A Personal Assistant in Care is a paid employee of the individual they are supporting (or their representative). The role should not be confused with the unpaid, informal care a family member or friend might provide.

 

 

Why are Personal Assistants so important in Health and Social Care?

The Social Model of Disability 

The Social Model of disability was developed by disabled people and is a way of viewing the world. It explains that people are disabled by barriers in society, and not by their condition or impairment. There can be physical barriers, such as buildings not having accessible toilets, or they can be created by people’s attitudes and behaviour.

Not everyone uses this model, but it is designed to help identify solutions to these barriers, and encourages the removal of the barriers within society, rather than focusing on ‘fixing’ an individual’s health condition or impairment. It encourages society to be more inclusive. 

 

Personalised care

Personalised care gives people choice and control over the way that their care is planned and delivered. It allows them to design a support plan that is tailored to meet their own unique needs.

It recognises that everyone is different and allows people to base their care and support on their individual needs and what matters to them.

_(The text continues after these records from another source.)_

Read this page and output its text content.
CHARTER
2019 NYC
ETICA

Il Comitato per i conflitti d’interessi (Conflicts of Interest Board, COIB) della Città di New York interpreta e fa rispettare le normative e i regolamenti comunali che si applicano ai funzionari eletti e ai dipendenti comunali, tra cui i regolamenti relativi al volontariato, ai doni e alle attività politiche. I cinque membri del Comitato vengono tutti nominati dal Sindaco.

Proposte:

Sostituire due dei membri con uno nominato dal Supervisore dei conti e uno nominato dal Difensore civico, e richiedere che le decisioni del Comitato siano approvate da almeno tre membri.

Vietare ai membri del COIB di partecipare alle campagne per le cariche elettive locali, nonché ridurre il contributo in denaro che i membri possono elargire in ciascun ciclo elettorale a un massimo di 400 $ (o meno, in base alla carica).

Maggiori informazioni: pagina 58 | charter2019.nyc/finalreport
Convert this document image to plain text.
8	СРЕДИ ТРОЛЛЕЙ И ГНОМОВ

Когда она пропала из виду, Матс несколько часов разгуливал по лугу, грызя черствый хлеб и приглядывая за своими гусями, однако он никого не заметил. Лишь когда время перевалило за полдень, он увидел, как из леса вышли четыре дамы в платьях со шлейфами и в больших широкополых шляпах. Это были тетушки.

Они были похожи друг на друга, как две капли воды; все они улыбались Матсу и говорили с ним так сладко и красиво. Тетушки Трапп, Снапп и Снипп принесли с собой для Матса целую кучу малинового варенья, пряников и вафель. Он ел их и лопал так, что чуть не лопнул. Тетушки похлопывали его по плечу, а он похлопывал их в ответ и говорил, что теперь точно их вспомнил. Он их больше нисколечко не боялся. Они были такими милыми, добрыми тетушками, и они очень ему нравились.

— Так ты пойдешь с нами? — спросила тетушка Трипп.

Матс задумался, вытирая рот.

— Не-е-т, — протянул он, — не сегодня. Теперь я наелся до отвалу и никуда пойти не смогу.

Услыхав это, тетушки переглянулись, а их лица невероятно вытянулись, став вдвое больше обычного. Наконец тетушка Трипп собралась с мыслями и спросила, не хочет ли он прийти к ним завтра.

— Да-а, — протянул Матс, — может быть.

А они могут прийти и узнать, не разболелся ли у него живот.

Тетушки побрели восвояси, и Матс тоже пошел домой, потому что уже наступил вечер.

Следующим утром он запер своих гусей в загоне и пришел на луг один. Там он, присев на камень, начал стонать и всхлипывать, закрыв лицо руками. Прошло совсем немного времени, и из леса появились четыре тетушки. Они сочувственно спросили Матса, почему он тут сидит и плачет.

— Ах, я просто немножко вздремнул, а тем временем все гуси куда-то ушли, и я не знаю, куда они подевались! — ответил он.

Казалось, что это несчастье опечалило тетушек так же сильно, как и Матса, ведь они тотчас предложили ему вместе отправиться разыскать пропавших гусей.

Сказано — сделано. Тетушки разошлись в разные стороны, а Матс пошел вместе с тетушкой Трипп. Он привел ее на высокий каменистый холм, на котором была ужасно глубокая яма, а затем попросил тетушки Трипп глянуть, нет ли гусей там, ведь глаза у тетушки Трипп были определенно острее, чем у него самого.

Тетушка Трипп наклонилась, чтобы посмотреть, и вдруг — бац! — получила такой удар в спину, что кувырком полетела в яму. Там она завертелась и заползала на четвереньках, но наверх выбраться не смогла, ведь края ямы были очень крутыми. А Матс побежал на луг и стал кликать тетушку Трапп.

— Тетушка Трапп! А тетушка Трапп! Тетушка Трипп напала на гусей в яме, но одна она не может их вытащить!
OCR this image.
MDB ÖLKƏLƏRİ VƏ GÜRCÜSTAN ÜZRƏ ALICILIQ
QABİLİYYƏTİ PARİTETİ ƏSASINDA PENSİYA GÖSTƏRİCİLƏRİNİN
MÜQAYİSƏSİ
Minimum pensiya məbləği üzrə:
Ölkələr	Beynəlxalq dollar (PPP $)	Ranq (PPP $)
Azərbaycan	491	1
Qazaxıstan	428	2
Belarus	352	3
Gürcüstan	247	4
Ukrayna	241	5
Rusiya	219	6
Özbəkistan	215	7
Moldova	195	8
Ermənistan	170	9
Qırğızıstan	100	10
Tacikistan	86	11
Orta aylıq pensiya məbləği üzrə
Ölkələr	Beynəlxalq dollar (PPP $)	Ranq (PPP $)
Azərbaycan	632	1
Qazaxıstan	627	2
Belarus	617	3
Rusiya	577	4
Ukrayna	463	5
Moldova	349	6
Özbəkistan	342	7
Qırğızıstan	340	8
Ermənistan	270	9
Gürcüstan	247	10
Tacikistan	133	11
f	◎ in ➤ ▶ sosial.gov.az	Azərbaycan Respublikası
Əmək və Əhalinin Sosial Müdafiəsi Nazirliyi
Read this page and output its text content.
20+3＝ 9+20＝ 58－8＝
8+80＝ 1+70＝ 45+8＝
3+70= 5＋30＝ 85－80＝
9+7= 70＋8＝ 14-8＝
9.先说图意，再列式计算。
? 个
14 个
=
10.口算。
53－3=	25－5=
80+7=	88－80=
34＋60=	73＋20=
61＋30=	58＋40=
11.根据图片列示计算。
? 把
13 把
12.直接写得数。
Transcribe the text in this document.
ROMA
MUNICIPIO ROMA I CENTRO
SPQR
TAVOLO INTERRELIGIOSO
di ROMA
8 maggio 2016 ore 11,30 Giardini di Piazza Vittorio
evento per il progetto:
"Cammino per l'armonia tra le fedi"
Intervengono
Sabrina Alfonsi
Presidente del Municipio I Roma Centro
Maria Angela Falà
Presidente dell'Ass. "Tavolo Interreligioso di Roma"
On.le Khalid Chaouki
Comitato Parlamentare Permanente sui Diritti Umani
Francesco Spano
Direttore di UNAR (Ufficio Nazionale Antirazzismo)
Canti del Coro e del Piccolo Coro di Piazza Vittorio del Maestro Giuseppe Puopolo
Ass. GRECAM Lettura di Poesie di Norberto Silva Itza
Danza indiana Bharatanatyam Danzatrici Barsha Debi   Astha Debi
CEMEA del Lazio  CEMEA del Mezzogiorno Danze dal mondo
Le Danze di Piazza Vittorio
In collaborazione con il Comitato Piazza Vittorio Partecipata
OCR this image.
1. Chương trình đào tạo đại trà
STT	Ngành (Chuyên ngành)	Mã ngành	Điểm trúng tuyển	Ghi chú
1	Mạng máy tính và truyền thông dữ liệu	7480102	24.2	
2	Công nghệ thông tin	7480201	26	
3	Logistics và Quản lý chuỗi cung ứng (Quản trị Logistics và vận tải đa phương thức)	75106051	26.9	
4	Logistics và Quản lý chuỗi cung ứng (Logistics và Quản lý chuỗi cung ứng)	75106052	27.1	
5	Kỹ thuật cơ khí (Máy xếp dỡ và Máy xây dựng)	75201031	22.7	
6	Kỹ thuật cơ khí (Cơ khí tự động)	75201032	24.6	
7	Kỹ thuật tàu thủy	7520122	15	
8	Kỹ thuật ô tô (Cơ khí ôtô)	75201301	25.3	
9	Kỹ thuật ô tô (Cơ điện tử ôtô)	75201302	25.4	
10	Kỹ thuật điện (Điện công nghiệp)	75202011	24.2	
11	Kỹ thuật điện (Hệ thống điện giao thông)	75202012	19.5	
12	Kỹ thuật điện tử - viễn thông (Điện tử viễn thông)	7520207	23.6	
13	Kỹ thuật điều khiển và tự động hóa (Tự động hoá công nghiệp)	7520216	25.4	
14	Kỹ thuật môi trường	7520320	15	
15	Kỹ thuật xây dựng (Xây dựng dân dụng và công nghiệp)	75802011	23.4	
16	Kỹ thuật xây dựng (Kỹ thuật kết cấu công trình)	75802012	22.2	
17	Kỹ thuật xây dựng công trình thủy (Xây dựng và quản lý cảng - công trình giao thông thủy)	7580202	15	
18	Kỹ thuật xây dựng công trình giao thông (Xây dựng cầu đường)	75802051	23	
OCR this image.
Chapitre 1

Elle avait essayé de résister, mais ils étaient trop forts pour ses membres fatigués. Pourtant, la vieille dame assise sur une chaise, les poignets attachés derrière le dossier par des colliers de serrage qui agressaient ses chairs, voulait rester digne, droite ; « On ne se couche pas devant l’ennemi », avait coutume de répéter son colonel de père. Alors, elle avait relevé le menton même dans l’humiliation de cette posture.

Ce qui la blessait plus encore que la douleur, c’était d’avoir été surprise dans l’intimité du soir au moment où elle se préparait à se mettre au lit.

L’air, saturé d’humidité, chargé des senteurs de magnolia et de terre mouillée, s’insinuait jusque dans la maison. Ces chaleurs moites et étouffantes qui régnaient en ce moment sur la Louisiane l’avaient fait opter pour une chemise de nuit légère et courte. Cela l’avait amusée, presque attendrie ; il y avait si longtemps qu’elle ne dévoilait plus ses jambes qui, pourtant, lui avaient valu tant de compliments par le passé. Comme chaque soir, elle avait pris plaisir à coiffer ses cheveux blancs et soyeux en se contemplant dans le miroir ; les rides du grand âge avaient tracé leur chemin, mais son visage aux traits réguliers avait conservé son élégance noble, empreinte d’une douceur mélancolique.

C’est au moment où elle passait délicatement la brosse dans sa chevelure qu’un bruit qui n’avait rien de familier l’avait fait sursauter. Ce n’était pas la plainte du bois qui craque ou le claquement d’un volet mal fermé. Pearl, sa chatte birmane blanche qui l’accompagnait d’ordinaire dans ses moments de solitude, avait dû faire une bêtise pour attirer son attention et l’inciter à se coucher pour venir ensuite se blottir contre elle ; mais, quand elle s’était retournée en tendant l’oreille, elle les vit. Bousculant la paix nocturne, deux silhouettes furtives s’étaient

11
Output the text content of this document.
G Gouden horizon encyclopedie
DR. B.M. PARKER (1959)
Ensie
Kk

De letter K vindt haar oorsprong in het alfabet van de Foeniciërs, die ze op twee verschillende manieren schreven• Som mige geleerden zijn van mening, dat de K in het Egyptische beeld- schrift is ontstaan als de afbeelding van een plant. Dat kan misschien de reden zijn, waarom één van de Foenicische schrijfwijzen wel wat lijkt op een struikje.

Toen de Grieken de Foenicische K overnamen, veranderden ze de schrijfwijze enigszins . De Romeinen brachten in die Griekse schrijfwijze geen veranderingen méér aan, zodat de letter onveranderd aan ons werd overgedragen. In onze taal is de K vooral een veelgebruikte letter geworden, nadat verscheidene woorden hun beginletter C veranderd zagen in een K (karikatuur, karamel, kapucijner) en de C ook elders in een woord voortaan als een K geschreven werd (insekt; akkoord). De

By allowing people to be more creative and flexible with their care, the NHS suggest that people will have better experiences and improved health and wellbeing as a result.

Personal Assistance is a model of support which empowers individuals to recruit and employ Personal Assistants themselves, as their employees, instead of being reliant on home care workers supplied by the Local Authority, NHS Team or a home care agency.

Personal Assistants provide person-centred care and support and help the individual needing support achieve their personal wellbeing outcomes in their home or community.